Table 1.
Genome-aware8 | GIREMI | Multiple data sets method9,c | ||||||||
---|---|---|---|---|---|---|---|---|---|---|
Region | Number of sites | %AG | Number of sites | %AG | Accuracya | Overlapb | Number of sites | %AG | Accuracya | Overlapb |
All | 41,027 | 98.8% | 37,591 | 98.6% | 98.1% | 90.0% | 8,307 | 90.2% | 85.0% | 18.5% |
Alu | 39,757 | 99.7% | 36,131 | 99.0% | 99.4% | 90.4% | 7,797 | 98.5% | 87.1% | 24.9% |
Repetitive non-Alu | 260 | 88.6% | 267 | 83.7% | 84.3% | 86.4% | 26 | 65.6% | 65.4% | 14.8% |
Non-repetitive | 1,010 | 73.5% | 1,193 | 82.8% | 73.8% | 87.6% | 484 | 41.0% | 55.6% | 29.2% |
Accuracy was defined as (1-% SNPs among predicted editing sites in each category); 30% of GM12878 SNPs were assumed to be unknown in applying the GIREMI and multiple data sets methods.
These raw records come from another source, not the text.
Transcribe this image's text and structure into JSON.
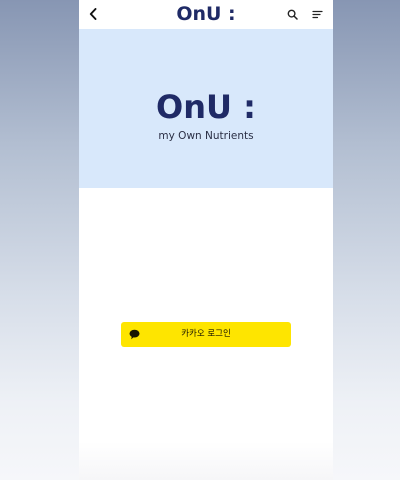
{
  "header": {
    "title": "OnU :",
    "back_icon": "chevron-left-icon",
    "search_icon": "search-icon",
    "menu_icon": "menu-lines-icon"
  },
  "hero": {
    "logo": "OnU :",
    "tagline": "my Own Nutrients"
  },
  "login": {
    "kakao_label": "카카오 로그인",
    "kakao_icon": "speech-bubble-icon"
  },
  "colors": {
    "brand_navy": "#1f2a66",
    "hero_background": "#d8e8fb",
    "kakao_yellow": "#fee500",
    "backdrop_top": "#8796b3",
    "backdrop_bottom": "#f6f7fa"
  }
}
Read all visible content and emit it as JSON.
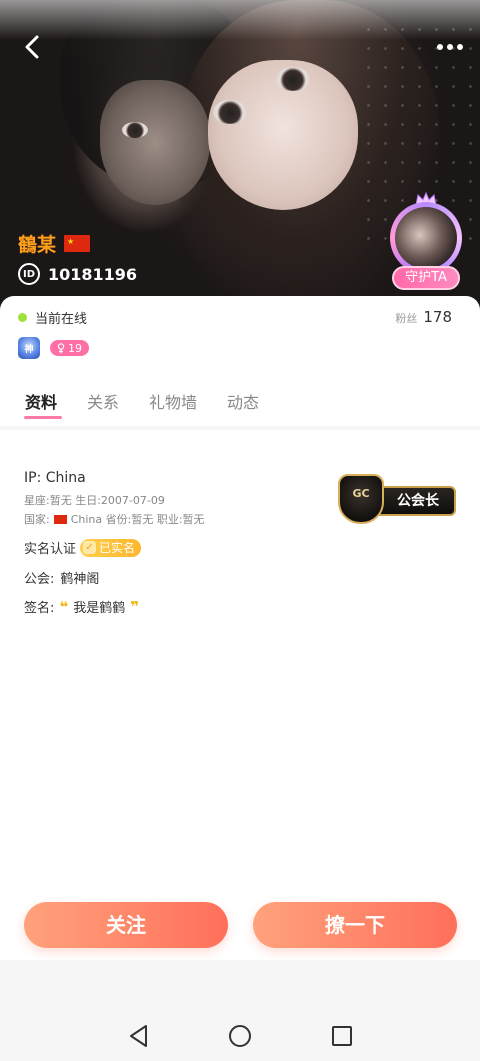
{
  "header": {
    "nickname": "鶴某",
    "id_label": "ID",
    "user_id": "10181196",
    "guard_label": "守护TA",
    "icons": [
      "back-arrow-icon",
      "more-dots-icon",
      "china-flag-icon",
      "id-icon"
    ]
  },
  "status": {
    "online_text": "当前在线",
    "fans_label": "粉丝",
    "fans_count": "178",
    "badge_text": "神",
    "age": "19",
    "age_gender_icon": "female-icon"
  },
  "tabs": [
    {
      "label": "资料",
      "active": true
    },
    {
      "label": "关系",
      "active": false
    },
    {
      "label": "礼物墙",
      "active": false
    },
    {
      "label": "动态",
      "active": false
    }
  ],
  "profile": {
    "ip": "IP: China",
    "constellation_birthday": "星座:暂无  生日:2007-07-09",
    "country_label": "国家:",
    "country_rest": "China  省份:暂无  职业:暂无",
    "realname_label": "实名认证",
    "realname_badge": "已实名",
    "guild_label": "公会:",
    "guild_name": "鹤神阁",
    "signature_label": "签名:",
    "signature_text": "我是鹤鹤",
    "guild_badge": {
      "shield_text": "GC",
      "plate_text": "公会长"
    }
  },
  "actions": {
    "follow": "关注",
    "poke": "撩一下"
  },
  "colors": {
    "accent_orange": "#ff7a5c",
    "tab_underline": "#ff7aa6",
    "online_dot": "#9be23a",
    "nickname": "#ff9f1a"
  }
}
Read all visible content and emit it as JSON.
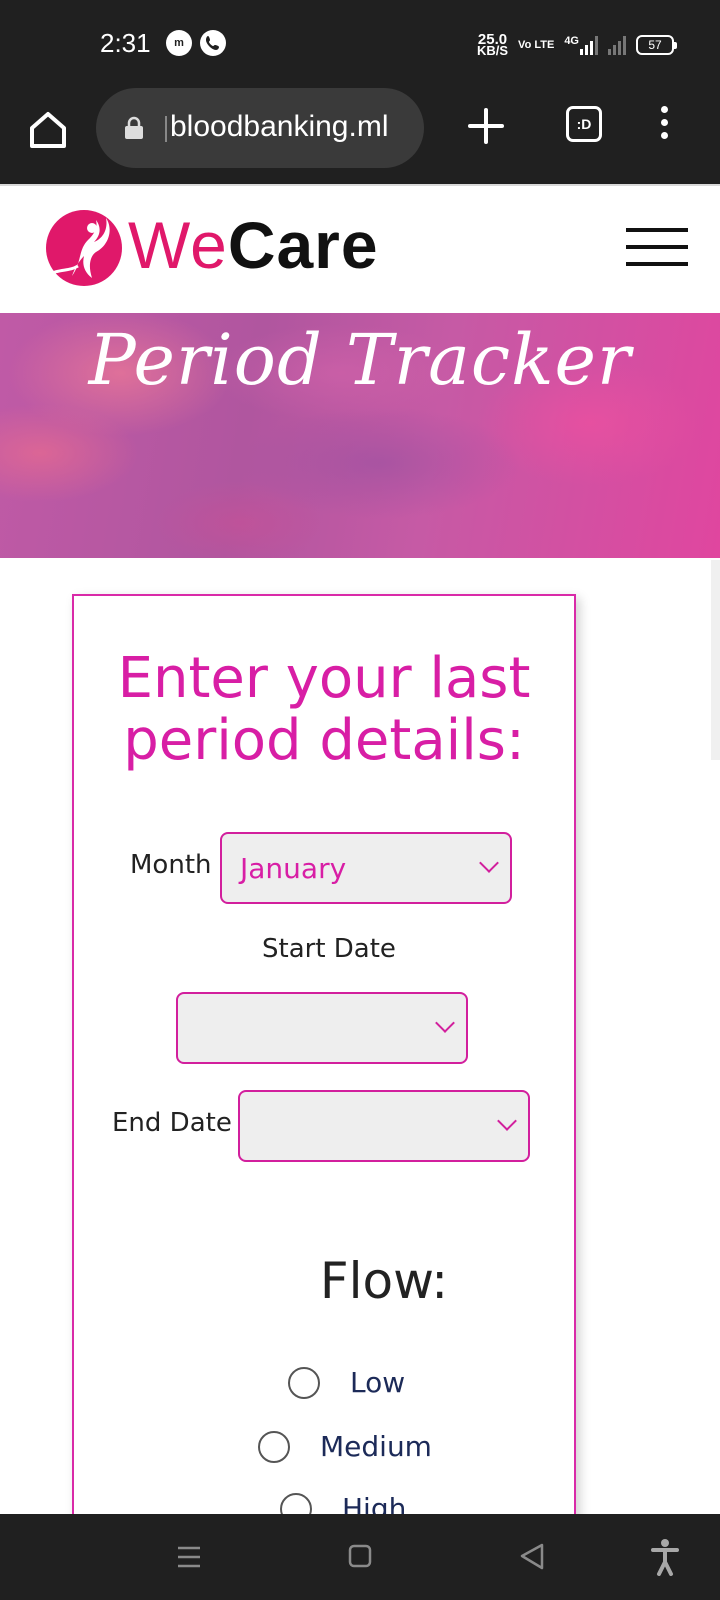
{
  "status_bar": {
    "time": "2:31",
    "notif_icons": [
      "messenger-icon",
      "phone-icon"
    ],
    "net_speed_value": "25.0",
    "net_speed_unit": "KB/S",
    "volte_label": "Vo LTE",
    "network_label": "4G",
    "battery_level": "57"
  },
  "browser": {
    "url": "bloodbanking.ml",
    "tabs_label": ":D"
  },
  "site": {
    "logo_we": "We",
    "logo_care": "Care",
    "brand_color": "#e0186a"
  },
  "hero": {
    "title": "Period Tracker"
  },
  "form": {
    "title_line1": "Enter your last",
    "title_line2": "period details:",
    "month_label": "Month",
    "month_value": "January",
    "start_date_label": "Start Date",
    "start_date_value": "",
    "end_date_label": "End Date",
    "end_date_value": "",
    "flow_title": "Flow:",
    "flow_options": [
      "Low",
      "Medium",
      "High"
    ],
    "accent_color": "#d81ea5"
  },
  "nav_bar": {
    "icons": [
      "recents-icon",
      "home-icon",
      "back-icon",
      "accessibility-icon"
    ]
  }
}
Overlap was calculated relative to the results of the genome-aware method.
Results were derived using two data sets (GM12878 and YH RNA-Seq, Supplementary Note 3). Editing sites were identified in the two data sets separately, and final GM12878 editing sites were called by requiring their presence in YH results. Results of another mode of the multiple data sets method (pooled samples) are included in Supplementary Table 2.